A compartmental pharmacokinetic model of cyclosporin and its predictive performance after Bayesian estimation in kidney and simultaneous pancreas-kidney transplant recipients

Abstract
Background. Therapeutic drug monitoring of cyclosporin A (CsA) is an obvious necessity because of its unpredictable absorption and narrow therapeutic window. The use of limited sampling models (LSMs) has improved the estimation of the systemic exposure [area under curve (AUC)] compared with C0h monitoring, but these equations are rigid and not reliable in patients with an abnormal absorption profile. We developed and validated a limited sampling (t=0, 2 and 3 h) strategy, based on a compartmental population pharmacokinetic (PK) model for CsA after kidney transplantation alone (KTA) and simultaneous pancreas–kidney transplant (SPKT) recipients, a group of patients with unpredictable absorption kinetics. Methods. A two‐compartment model with lag time and first‐order absorption was calculated using a PK software package from data of 20 KTA and SPKT recipients and validated prospectively in 20 KTA and 20 SPKT recipients. Calculated population PK parameters were individualized for each of the remaining 40 patients based on their CsA dosing and on one or a combination of measured CsA blood concentrations using the Bayesian fitting method.

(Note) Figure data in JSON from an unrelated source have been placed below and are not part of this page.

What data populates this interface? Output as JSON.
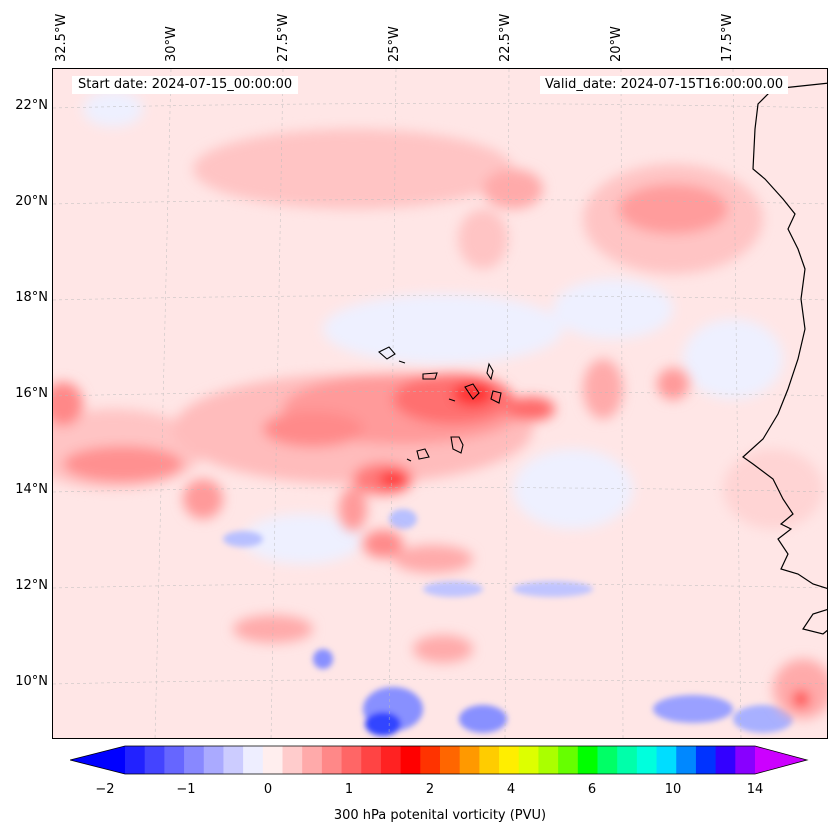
{
  "map": {
    "start_date": "Start date: 2024-07-15_00:00:00",
    "valid_date": "Valid_date: 2024-07-15T16:00:00.00",
    "lat_labels": [
      "22°N",
      "20°N",
      "18°N",
      "16°N",
      "14°N",
      "12°N",
      "10°N"
    ],
    "lon_labels": [
      "32.5°W",
      "30°W",
      "27.5°W",
      "25°W",
      "22.5°W",
      "20°W",
      "17.5°W"
    ],
    "lat_range": [
      8.9,
      22.8
    ],
    "lon_range": [
      -32.6,
      -15.2
    ],
    "field": "300 hPa potential vorticity",
    "islands": "Cape Verde",
    "coastline": "West Africa"
  },
  "colorbar": {
    "label": "300 hPa potenital vorticity (PVU)",
    "ticks": [
      "−2",
      "−1",
      "0",
      "1",
      "2",
      "4",
      "6",
      "10",
      "14"
    ],
    "colors": [
      "#0000ff",
      "#2222ff",
      "#4444ff",
      "#6666ff",
      "#8888ff",
      "#aaaaff",
      "#ccccff",
      "#eeeeff",
      "#ffeeee",
      "#ffcccc",
      "#ffaaaa",
      "#ff8888",
      "#ff6666",
      "#ff4444",
      "#ff2222",
      "#ff0000",
      "#ff3300",
      "#ff6600",
      "#ff9900",
      "#ffcc00",
      "#ffee00",
      "#ddff00",
      "#aaff00",
      "#66ff00",
      "#00ff00",
      "#00ff66",
      "#00ffaa",
      "#00ffdd",
      "#00ddff",
      "#0088ff",
      "#0033ff",
      "#3300ff",
      "#8800ff",
      "#cc00ff"
    ]
  }
}
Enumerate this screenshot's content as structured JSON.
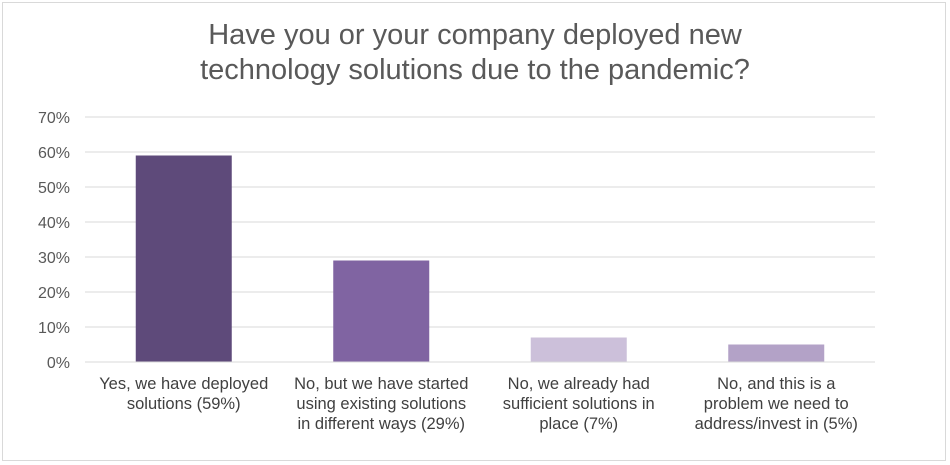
{
  "chart_data": {
    "type": "bar",
    "title_lines": [
      "Have you or your company deployed new",
      "technology solutions due to the pandemic?"
    ],
    "categories": [
      [
        "Yes, we have deployed",
        "solutions (59%)"
      ],
      [
        "No, but we have started",
        "using existing solutions",
        "in different ways (29%)"
      ],
      [
        "No, we already had",
        "sufficient solutions in",
        "place (7%)"
      ],
      [
        "No, and this is a",
        "problem we need to",
        "address/invest in (5%)"
      ]
    ],
    "values": [
      59,
      29,
      7,
      5
    ],
    "bar_colors": [
      "#5e4a7a",
      "#8064a2",
      "#ccc0da",
      "#b3a2c7"
    ],
    "y_ticks": [
      "0%",
      "10%",
      "20%",
      "30%",
      "40%",
      "50%",
      "60%",
      "70%"
    ],
    "ylim": [
      0,
      70
    ],
    "grid": true,
    "xlabel": "",
    "ylabel": ""
  }
}
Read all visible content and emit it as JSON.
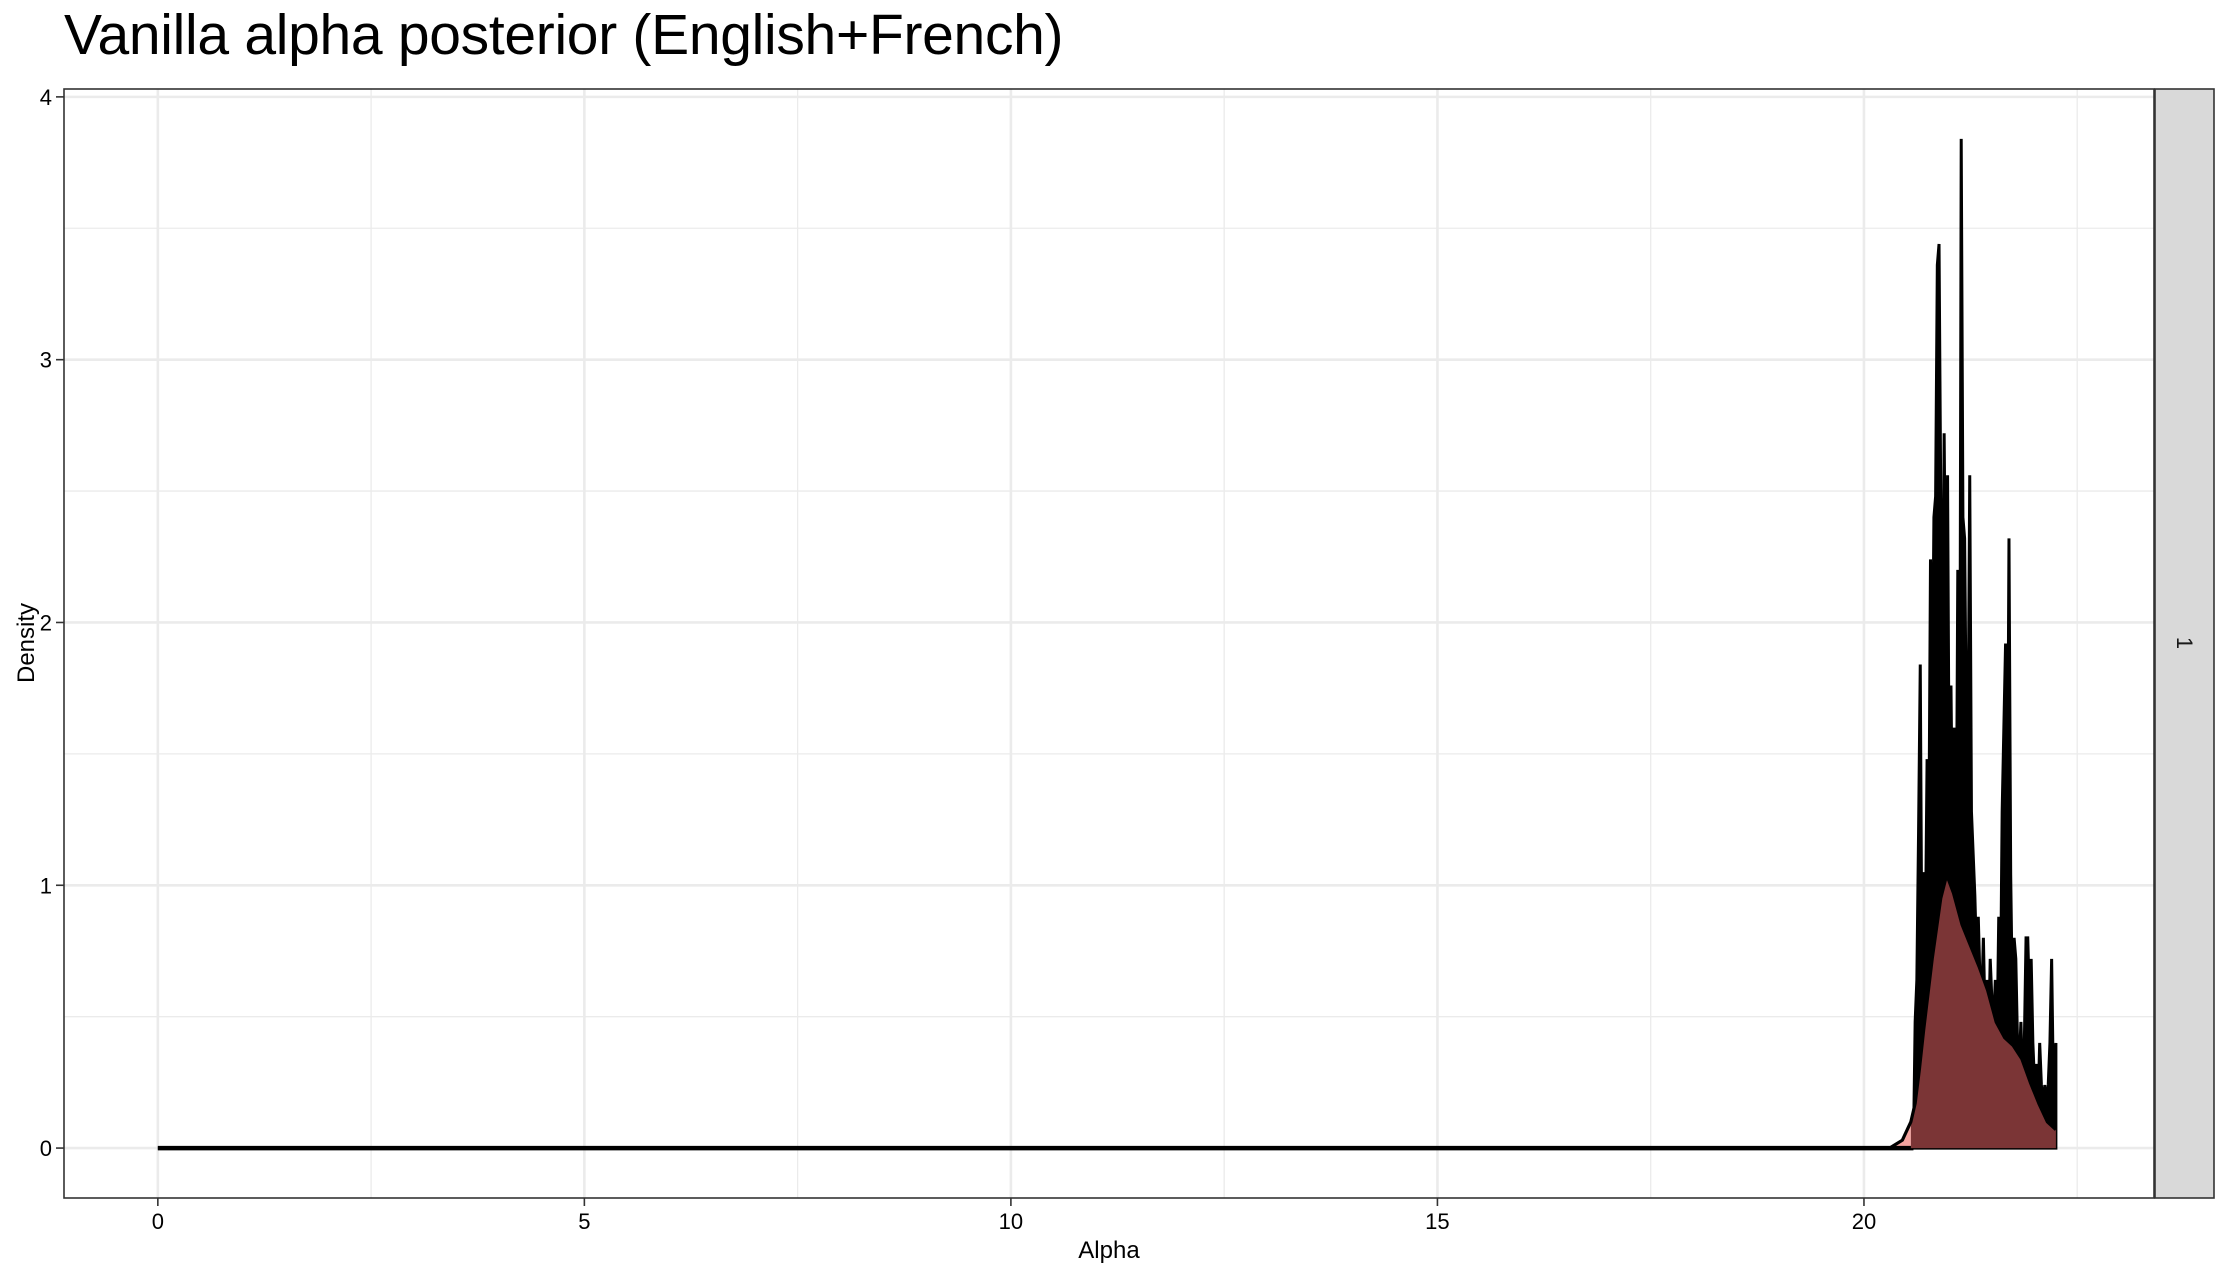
{
  "chart_data": {
    "type": "area",
    "title": "Vanilla alpha posterior (English+French)",
    "xlabel": "Alpha",
    "ylabel": "Density",
    "xlim": [
      -1.1,
      23.4
    ],
    "ylim": [
      -0.19,
      4.03
    ],
    "x_ticks": [
      0,
      5,
      10,
      15,
      20
    ],
    "y_ticks": [
      0,
      1,
      2,
      3,
      4
    ],
    "grid": true,
    "facet_label": "1",
    "colors": {
      "smooth_fill": "#7b3536",
      "smooth_fill_light": "#f4a4a0",
      "line": "#000000",
      "grid": "#ebebeb",
      "strip_bg": "#d9d9d9"
    },
    "series": [
      {
        "kind": "smooth_density",
        "x": [
          0,
          20.0,
          20.3,
          20.45,
          20.55,
          20.6,
          20.65,
          20.7,
          20.8,
          20.9,
          20.97,
          21.05,
          21.15,
          21.25,
          21.35,
          21.45,
          21.55,
          21.65,
          21.75,
          21.85,
          21.95,
          22.05,
          22.15,
          22.25
        ],
        "y": [
          0,
          0,
          0.0,
          0.03,
          0.1,
          0.17,
          0.3,
          0.45,
          0.72,
          0.95,
          1.04,
          0.97,
          0.85,
          0.77,
          0.69,
          0.6,
          0.48,
          0.42,
          0.39,
          0.34,
          0.25,
          0.17,
          0.1,
          0.07
        ]
      },
      {
        "kind": "raw_density",
        "x": [
          0,
          20.58,
          20.6,
          20.62,
          20.64,
          20.66,
          20.68,
          20.7,
          20.72,
          20.74,
          20.76,
          20.78,
          20.8,
          20.82,
          20.84,
          20.86,
          20.88,
          20.9,
          20.92,
          20.94,
          20.96,
          20.98,
          21.0,
          21.02,
          21.04,
          21.06,
          21.08,
          21.1,
          21.12,
          21.14,
          21.16,
          21.18,
          21.2,
          21.22,
          21.24,
          21.26,
          21.28,
          21.3,
          21.32,
          21.34,
          21.36,
          21.38,
          21.4,
          21.42,
          21.44,
          21.46,
          21.48,
          21.5,
          21.52,
          21.54,
          21.56,
          21.58,
          21.6,
          21.62,
          21.64,
          21.66,
          21.68,
          21.7,
          21.72,
          21.74,
          21.76,
          21.78,
          21.8,
          21.82,
          21.84,
          21.86,
          21.88,
          21.9,
          21.92,
          21.94,
          21.96,
          21.98,
          22.0,
          22.02,
          22.04,
          22.06,
          22.08,
          22.1,
          22.12,
          22.14,
          22.16,
          22.18,
          22.2,
          22.22,
          22.25
        ],
        "y": [
          0,
          0.0,
          0.48,
          0.64,
          1.2,
          1.84,
          0.62,
          1.05,
          0.8,
          1.48,
          1.12,
          2.24,
          1.6,
          2.4,
          2.48,
          3.36,
          3.44,
          2.48,
          1.6,
          2.72,
          1.92,
          2.56,
          1.28,
          1.76,
          1.12,
          1.6,
          0.96,
          2.2,
          0.88,
          3.84,
          2.4,
          2.32,
          1.6,
          1.52,
          2.56,
          1.28,
          1.12,
          0.96,
          0.72,
          0.88,
          0.64,
          0.56,
          0.8,
          0.48,
          0.64,
          0.4,
          0.72,
          0.56,
          0.48,
          0.64,
          0.4,
          0.88,
          0.56,
          1.28,
          1.6,
          1.92,
          1.04,
          2.32,
          1.04,
          0.56,
          0.8,
          0.72,
          0.4,
          0.32,
          0.48,
          0.24,
          0.4,
          0.8,
          0.8,
          0.56,
          0.72,
          0.4,
          0.24,
          0.32,
          0.16,
          0.4,
          0.24,
          0.16,
          0.24,
          0.16,
          0.24,
          0.4,
          0.72,
          0.24,
          0.4
        ]
      }
    ]
  }
}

AUCs were calculated from individualized PK parameters. AUCs were also calculated using previously published LSMs. Relationships between AUCs calculated by the models and the ‘golden standard’ AUC (trapezoidal rule) were investigated by Pearson correlation test. Results and conclusions. A population two‐compartment model is presented to reliably estimate the CsA AUC in KTA and SPKT recipients. The performance of the model to estimate the AUC is comparable to the performance of two published LSMs in KTA patients, but markedly better in SPKT patients. Combined with Bayesian fitting, the model is very flexible since sampling times are not rigid and can be varied as long as dosing and sampling times are recorded accurately. The model has already proven to be clinically useful and is currently used to further investigate CsA in an integrated pharmacokinetic/pharmacodynamic model.